Another striking difference between the EPIPHANY index and the afore-mentioned methods is that we propose beginning to use the probability of serious complications within 15 days as the primary end point and not all-cause 30-day mortality, which had been typically used in other studies (Aujesky et al, 2006; Jiménez et al, 2010; Kline et al, 2012; Den Exter et al, 2013). Of course we agree that mortality is a far more solid outcome; nonetheless, we believe that considering other end points in different clinical situations, as our group recently proposed (Carmona-Bayonas et al, 2016), is justified. One of the arguments is that the appearance of serious complications in individuals with PE treated as outpatients, far from medical supervision, can paradoxically turn low-risk patients into the most vulnerable, because of misclassification. In contrast, the probability of all-cause 30-day mortality will not necessarily affect decision-making regarding ambulatory treatment in some subgroups, as the cause of death is rarely the PE itself, and is often due to cancer progression (Den Exter et al, 2013; Carmona-Bayonas et al, 2016). In fact, patients on palliative care for advanced disease are those in whom it is even more important to prevent unnecessary hospitalisation at the end of their lives. The use of the all-cause 30-day mortality end point also entails the issue of proposing intensification of PE management (e.g., with fibrinolysis) in subjects at greater risk of early mortality due to cancer, who are precisely the ones who are less likely to benefit. For instance, when we examine the causes of death 15, 30, and 90 days after PE, cancer is the cause of death in 35%, 54%, and 65%, respectively. Although determining the cause of death in absence of autopsies has clear limitations, the same data appear in the RIETE registry, in which 50% of the deaths resulted from the cancer itself and not PE (Den Exter et al, 2013).

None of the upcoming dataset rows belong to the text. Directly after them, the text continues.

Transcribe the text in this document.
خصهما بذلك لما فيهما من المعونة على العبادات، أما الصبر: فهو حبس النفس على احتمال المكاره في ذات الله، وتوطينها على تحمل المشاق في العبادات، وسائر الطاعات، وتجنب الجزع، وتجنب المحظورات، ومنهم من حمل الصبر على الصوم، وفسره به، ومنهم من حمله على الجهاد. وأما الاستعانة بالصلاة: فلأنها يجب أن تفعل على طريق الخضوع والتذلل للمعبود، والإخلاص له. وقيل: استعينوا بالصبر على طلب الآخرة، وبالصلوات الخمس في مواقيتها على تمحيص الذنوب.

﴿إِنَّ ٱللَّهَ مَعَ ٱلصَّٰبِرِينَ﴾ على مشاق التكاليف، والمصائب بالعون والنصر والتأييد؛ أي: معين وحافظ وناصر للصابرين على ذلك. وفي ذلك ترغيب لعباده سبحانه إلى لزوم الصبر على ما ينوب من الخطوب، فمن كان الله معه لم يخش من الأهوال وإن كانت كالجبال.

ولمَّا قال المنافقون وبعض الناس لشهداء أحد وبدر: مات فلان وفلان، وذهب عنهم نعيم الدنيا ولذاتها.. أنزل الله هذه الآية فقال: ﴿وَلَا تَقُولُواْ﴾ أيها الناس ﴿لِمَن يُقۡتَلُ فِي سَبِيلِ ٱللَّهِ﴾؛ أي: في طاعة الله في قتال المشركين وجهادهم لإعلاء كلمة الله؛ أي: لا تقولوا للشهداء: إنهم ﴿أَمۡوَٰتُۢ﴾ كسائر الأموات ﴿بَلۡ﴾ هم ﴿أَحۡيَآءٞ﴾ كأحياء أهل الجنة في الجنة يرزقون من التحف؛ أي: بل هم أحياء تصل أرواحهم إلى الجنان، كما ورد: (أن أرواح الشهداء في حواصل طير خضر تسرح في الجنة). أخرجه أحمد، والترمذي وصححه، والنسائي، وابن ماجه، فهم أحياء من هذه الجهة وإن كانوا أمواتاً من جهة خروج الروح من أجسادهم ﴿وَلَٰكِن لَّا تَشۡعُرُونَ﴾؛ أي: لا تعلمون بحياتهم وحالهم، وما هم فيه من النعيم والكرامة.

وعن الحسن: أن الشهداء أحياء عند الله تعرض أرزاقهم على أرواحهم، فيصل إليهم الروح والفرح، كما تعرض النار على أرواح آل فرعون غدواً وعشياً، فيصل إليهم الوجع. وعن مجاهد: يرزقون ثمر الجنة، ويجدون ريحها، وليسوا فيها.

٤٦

This study has certain limitations that must be taken into account. First of all, it is a fundamentally retrospective registry of medical history data, with the intrinsic limitations in precision this entails. Nevertheless, most of the events contemplated are solid and are faithfully recorded in the histories (blood pressure, oxygen saturation, documentation of tumour response, ECOG-PS, exitus, etc.). Second, PE is a highly polymorphic pathology and more external validations are needed by other groups, being cognizant that these models offer a general overview of the main risk factors. However, some subjects have other particular factors with a definitive impact on prognosis. Third, decision tree modelling can be weak, unstable predictors in certain contexts. Thus, random forest models that incorporate the prediction of multiple, individual decision trees may perform better, albeit they are also more complicated to interpret and use in daily practice (Breiman, 2001). It is also doubtful that they can achieve a better definition of ‘low risk’. Finally, the assimilation and integration of radiological variables and/or biomarkers (e.g., troponin, pulmonary artery obstruction indices, right ventricular dilatation, etc.) would call for more in-depth studies.

In short, we have elaborated a decision tree to predict serious complications in cancer patients with PE that enables patients to be classified into groups of high, intermediate, and low risk for complications. This model validates and refines the classification rules previously used by other authors; it is based on variables that are easy to obtain; it’s easy to use, and can have potential implications for clinical management.